Throughout human history, nothing has killed more people than infectious diseases. Natural pandemics are ever-present and the next pandemic is a matter of ‘when’, not ‘if’. The event frequency for pandemics caused by natural and synthetic pathogens are likely to increase due to human encroachment into natural environments, bio-terrorism threats, high population density urban settings, lifestyles, and global connectivity. Covid-19 has clearly demonstrated the lack of understanding of airborne disease transmissions: we have been caught responding too late to the situation, and there is an urgent need to develop fundamental understandings and improve preparedness at all levels (Bhagat et al. 2020; Bhagat & Linden 2020; Burridge et al. 2021).

Essentially, indoor airborne disease transmission is a fluid dynamics problem; the formation of potentially contagion laden droplet/bio-aerosols is an interfacial flow problem and their subsequent transport in the indoor environment is a building ventilation flow problem. Dealing with Covid-19 has clearly demonstrated the need for a better understanding of these problems and, most importantly, dissemination of existing knowledge for their real-world application (Bhagat et al. 2020; Bhagat & Linden 2020). We all accept the need for higher ventilation rates to reduce the risk of transmission; however, tension prevails between working towards greater energy efficiency, achieving net-zero, and meeting ventilation needs.

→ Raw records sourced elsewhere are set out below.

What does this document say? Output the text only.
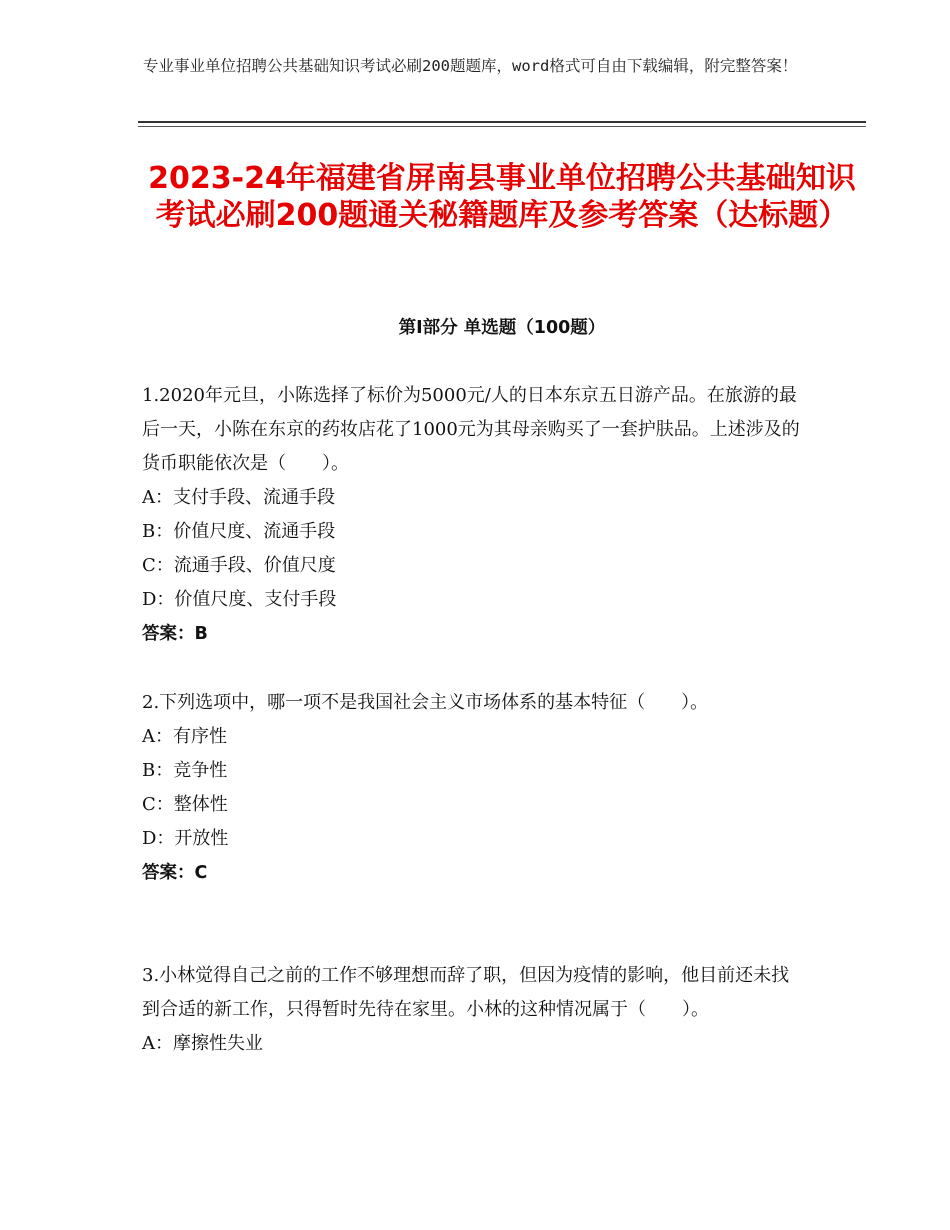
专业事业单位招聘公共基础知识考试必刷200题题库，word格式可自由下载编辑，附完整答案！
2023-24年福建省屏南县事业单位招聘公共基础知识考试必刷200题通关秘籍题库及参考答案（达标题）
第Ⅰ部分 单选题（100题）
1.2020年元旦，小陈选择了标价为5000元/人的日本东京五日游产品。在旅游的最后一天，小陈在东京的药妆店花了1000元为其母亲购买了一套护肤品。上述涉及的货币职能依次是（　　）。
A：支付手段、流通手段
B：价值尺度、流通手段
C：流通手段、价值尺度
D：价值尺度、支付手段
答案：B
2.下列选项中，哪一项不是我国社会主义市场体系的基本特征（　　）。
A：有序性
B：竞争性
C：整体性
D：开放性
答案：C
3.小林觉得自己之前的工作不够理想而辞了职，但因为疫情的影响，他目前还未找到合适的新工作，只得暂时先待在家里。小林的这种情况属于（　　）。
A：摩擦性失业
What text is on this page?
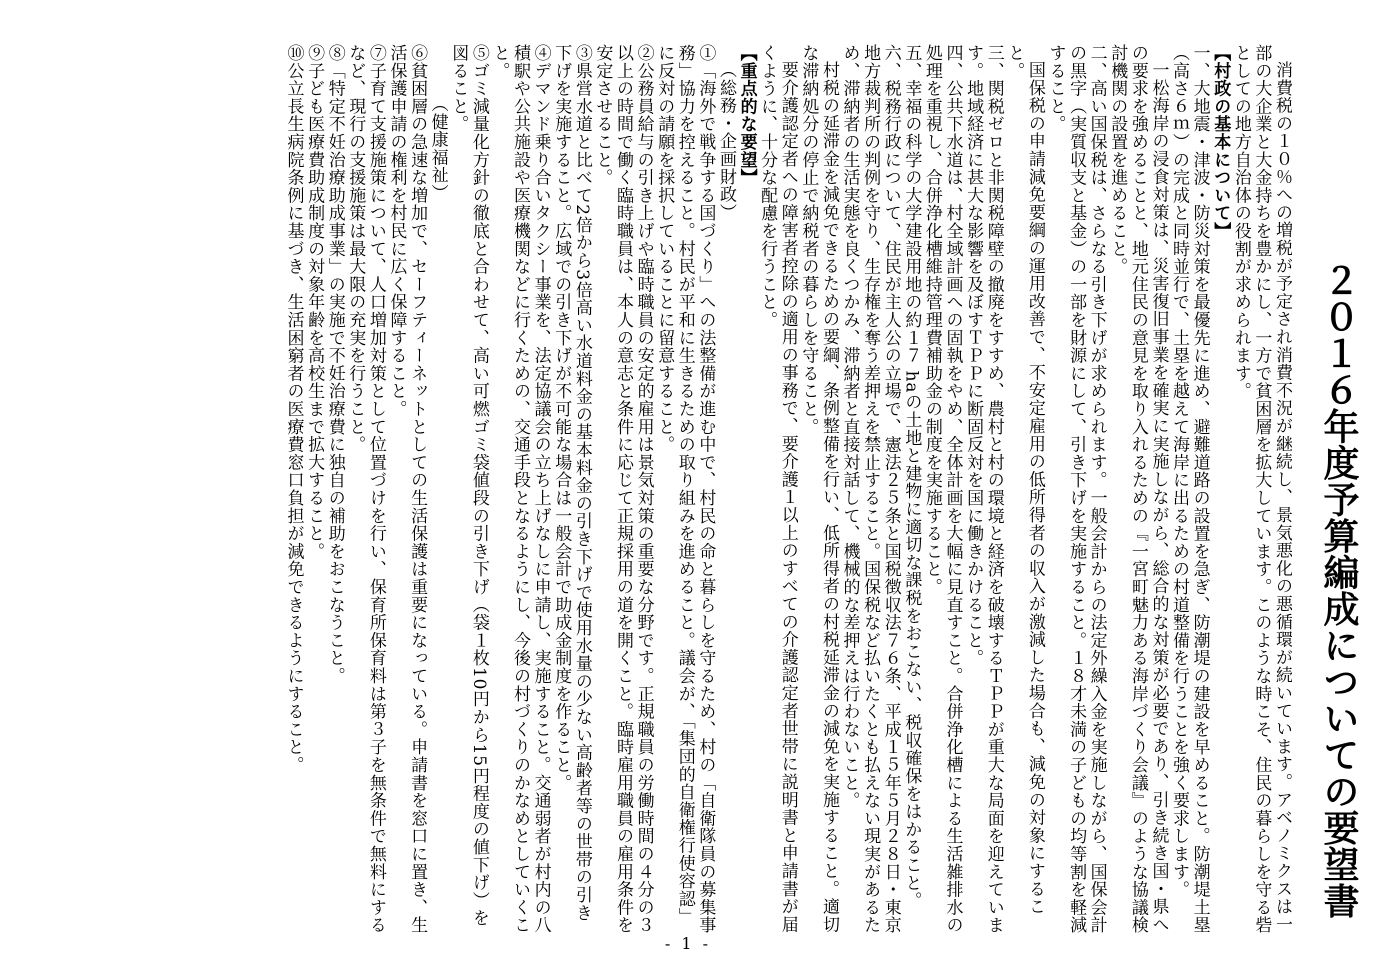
２０１６年度予算編成についての要望書

消費税の１０％への増税が予定され消費不況が継続し、景気悪化の悪循環が続いています。アベノミクスは一部の大企業と大金持ちを豊かにし、一方で貧困層を拡大しています。このような時こそ、住民の暮らしを守る砦としての地方自治体の役割が求められます。

【村政の基本について】

一、大地震・津波・防災対策を最優先に進め、避難道路の設置を急ぎ、防潮堤の建設を早めること。防潮堤土塁（高さ６ｍ）の完成と同時並行で、土塁を越えて海岸に出るための村道整備を行うことを強く要求します。

一松海岸の浸食対策は、災害復旧事業を確実に実施しながら、総合的な対策が必要であり、引き続き国・県への要求を強めることと、地元住民の意見を取り入れるための『一宮町魅力ある海岸づくり会議』のような協議検討機関の設置を進めること。

二、高い国保税は、さらなる引き下げが求められます。一般会計からの法定外繰入金を実施しながら、国保会計の黒字（実質収支と基金）の一部を財源にして、引き下げを実施すること。１８才未満の子どもの均等割を軽減すること。

国保税の申請減免要綱の運用改善で、不安定雇用の低所得者の収入が激減した場合も、減免の対象にすること。

三、関税ゼロと非関税障壁の撤廃をすすめ、農村と村の環境と経済を破壊するＴＰＰが重大な局面を迎えています。地域経済に甚大な影響を及ぼすＴＰＰに断固反対を国に働きかけること。

四、公共下水道は、村全域計画への固執をやめ、全体計画を大幅に見直すこと。合併浄化槽による生活雑排水の処理を重視し、合併浄化槽維持管理費補助金の制度を実施すること。

五、幸福の科学の大学建設用地の約１７ haの土地と建物に適切な課税をおこない、税収確保をはかること。

六、税務行政について、住民が主人公の立場で、憲法２５条と国税徴収法７６条、平成１５年５月２８日・東京地方裁判所の判例を守り、生存権を奪う差押えを禁止すること。国保税など払いたくとも払えない現実があるため、滞納者の生活実態を良くつかみ、滞納者と直接対話して、機械的な差押えは行わないこと。

村税の延滞金を減免できるための要綱、条例整備を行い、低所得者の村税延滞金の減免を実施すること。適切な滞納処分の停止で納税者の暮らしを守ること。

要介護認定者への障害者控除の適用の事務で、要介護１以上のすべての介護認定者世帯に説明書と申請書が届くように、十分な配慮を行うこと。

【重点的な要望】

（総務・企画財政）

①「海外で戦争する国づくり」への法整備が進む中で、村民の命と暮らしを守るため、村の「自衛隊員の募集事務」協力を控えること。村民が平和に生きるための取り組みを進めること。議会が、「集団的自衛権行使容認」に反対の請願を採択していることに留意すること。

②公務員給与の引き上げや臨時職員の安定的雇用は景気対策の重要な分野です。正規職員の労働時間の４分の３以上の時間で働く臨時職員は、本人の意志と条件に応じて正規採用の道を開くこと。臨時雇用職員の雇用条件を安定させること。

③県営水道と比べて2倍から3倍高い水道料金の基本料金の引き下げで使用水量の少ない高齢者等の世帯の引き下げを実施すること。広域での引き下げが不可能な場合は一般会計で助成金制度を作ること。

④デマンド乗り合いタクシー事業を、法定協議会の立ち上げなしに申請し、実施すること。交通弱者が村内の八積駅や公共施設や医療機関などに行くための、交通手段となるようにし、今後の村づくりのかなめとしていくこと。

⑤ゴミ減量化方針の徹底と合わせて、高い可燃ゴミ袋値段の引き下げ（袋１枚10円から15円程度の値下げ）を図ること。

（健康福祉）

⑥貧困層の急速な増加で、セーフティーネットとしての生活保護は重要になっている。申請書を窓口に置き、生活保護申請の権利を村民に広く保障すること。

⑦子育て支援施策について、人口増加対策として位置づけを行い、保育所保育料は第３子を無条件で無料にするなど、現行の支援施策は最大限の充実を行うこと。

⑧「特定不妊治療助成事業」の実施で不妊治療費に独自の補助をおこなうこと。

⑨子ども医療費助成制度の対象年齢を高校生まで拡大すること。

⑩公立長生病院条例に基づき、生活困窮者の医療費窓口負担が減免できるようにすること。

- 1 -
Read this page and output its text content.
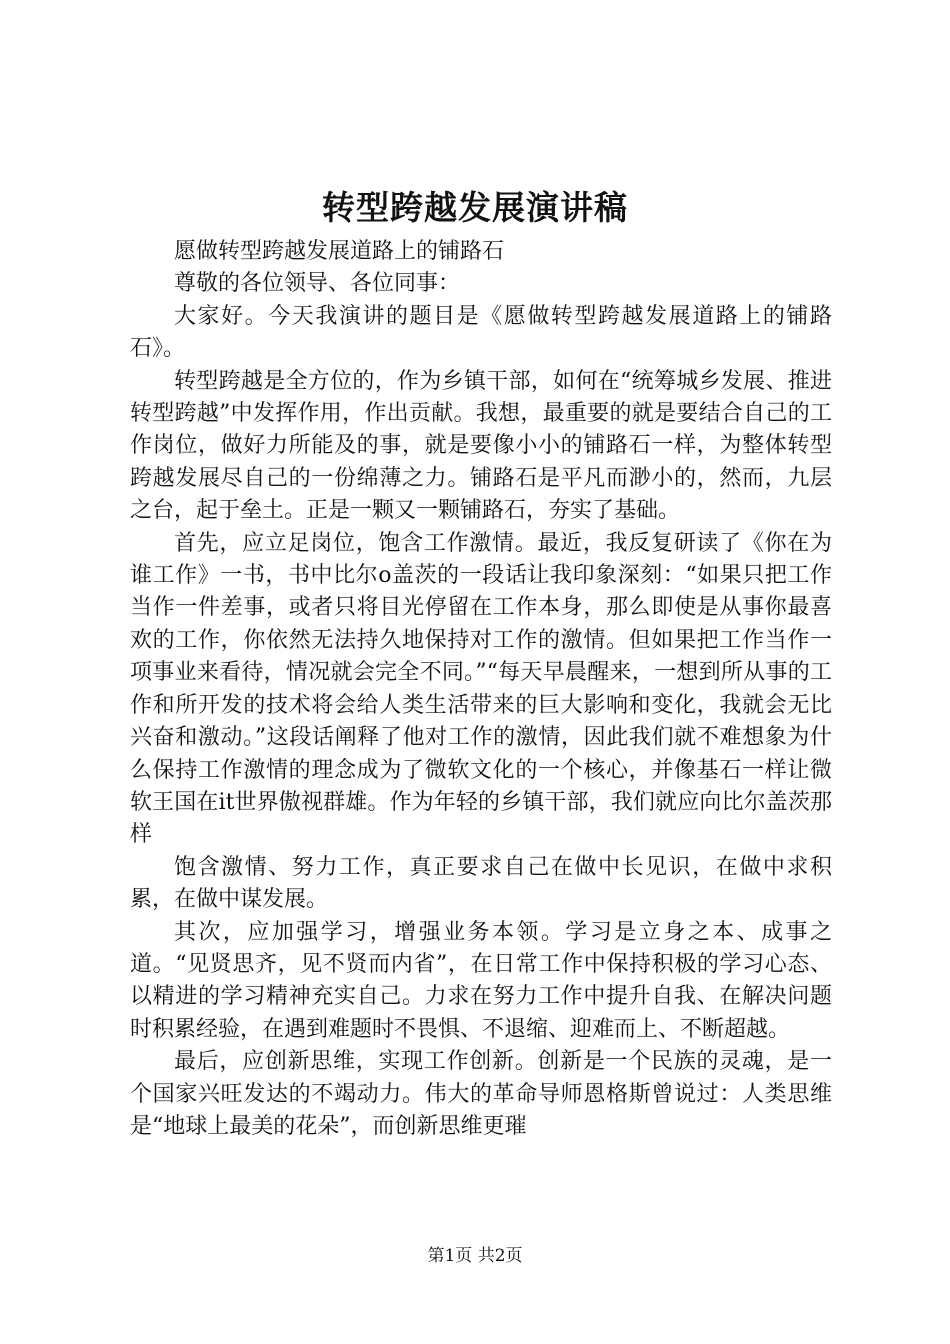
转型跨越发展演讲稿

愿做转型跨越发展道路上的铺路石

尊敬的各位领导、各位同事：

大家好。今天我演讲的题目是《愿做转型跨越发展道路上的铺路石》。

转型跨越是全方位的，作为乡镇干部，如何在“统筹城乡发展、推进转型跨越”中发挥作用，作出贡献。我想，最重要的就是要结合自己的工作岗位，做好力所能及的事，就是要像小小的铺路石一样，为整体转型跨越发展尽自己的一份绵薄之力。铺路石是平凡而渺小的，然而，九层之台，起于垒土。正是一颗又一颗铺路石，夯实了基础。

首先，应立足岗位，饱含工作激情。最近，我反复研读了《你在为谁工作》一书，书中比尔o盖茨的一段话让我印象深刻：“如果只把工作当作一件差事，或者只将目光停留在工作本身，那么即使是从事你最喜欢的工作，你依然无法持久地保持对工作的激情。但如果把工作当作一项事业来看待，情况就会完全不同。”“每天早晨醒来，一想到所从事的工作和所开发的技术将会给人类生活带来的巨大影响和变化，我就会无比兴奋和激动。”这段话阐释了他对工作的激情，因此我们就不难想象为什么保持工作激情的理念成为了微软文化的一个核心，并像基石一样让微软王国在it世界傲视群雄。作为年轻的乡镇干部，我们就应向比尔盖茨那样

饱含激情、努力工作，真正要求自己在做中长见识，在做中求积累，在做中谋发展。

其次，应加强学习，增强业务本领。学习是立身之本、成事之道。“见贤思齐，见不贤而内省”，在日常工作中保持积极的学习心态、以精进的学习精神充实自己。力求在努力工作中提升自我、在解决问题时积累经验，在遇到难题时不畏惧、不退缩、迎难而上、不断超越。

最后，应创新思维，实现工作创新。创新是一个民族的灵魂，是一个国家兴旺发达的不竭动力。伟大的革命导师恩格斯曾说过：人类思维是“地球上最美的花朵”，而创新思维更璀

第1页 共2页
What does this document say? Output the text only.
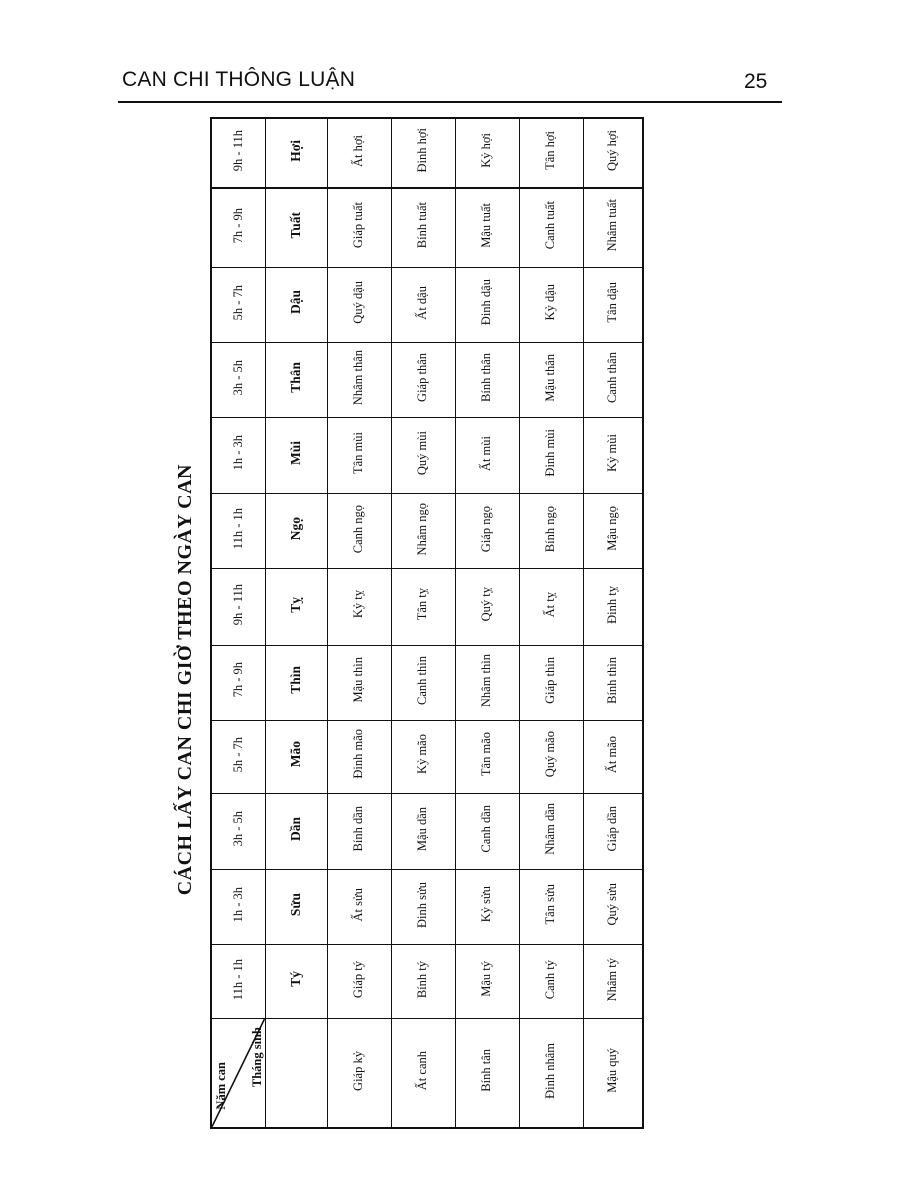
CAN CHI THÔNG LUẬN	25
CÁCH LẤY CAN CHI GIỜ THEO NGÀY CAN
9h - 11h	Hợi	Ất hợi	Đinh hợi	Kỷ hợi	Tân hợi	Quý hợi
7h - 9h	Tuất	Giáp tuất	Bính tuất	Mậu tuất	Canh tuất	Nhâm tuất
5h - 7h	Dậu	Quý dậu	Ất dậu	Đinh dậu	Kỷ dậu	Tân dậu
3h - 5h	Thân	Nhâm thân	Giáp thân	Bính thân	Mậu thân	Canh thân
1h - 3h	Mùi	Tân mùi	Quý mùi	Ất mùi	Đinh mùi	Kỷ mùi
11h - 1h	Ngọ	Canh ngọ	Nhâm ngọ	Giáp ngọ	Bính ngọ	Mậu ngọ
9h - 11h	Tỵ	Kỷ tỵ	Tân tỵ	Quý tỵ	Ất tỵ	Đinh tỵ
7h - 9h	Thìn	Mậu thìn	Canh thìn	Nhâm thìn	Giáp thìn	Bính thìn
5h - 7h	Mão	Đinh mão	Kỷ mão	Tân mão	Quý mão	Ất mão
3h - 5h	Dần	Bính dần	Mậu dần	Canh dần	Nhâm dần	Giáp dần
1h - 3h	Sửu	Ất sửu	Đinh sửu	Kỷ sửu	Tân sửu	Quý sửu
11h - 1h	Tý	Giáp tý	Bính tý	Mậu tý	Canh tý	Nhâm tý

Tháng sinh
Năm can		Giáp kỷ	Ất canh	Bính tân	Đinh nhâm	Mậu quý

Most of the buildings where we will live in the coming decades have already been built; in my presentation, I will show how field experiments allow us to understand these buildings. The work we have done and the solutions we have proposed – for example, how to ventilate makeshift hospitals in extremely resource and time limiting situations (Bhagat & Linden 2020) – are relevant for retrofitting existing buildings in order to create a resilient and sustainable built environment. I will talk about window types and how they influence ventilation. I will present our recent work on the relative importance of wind and buoyancy-driven natural ventilation.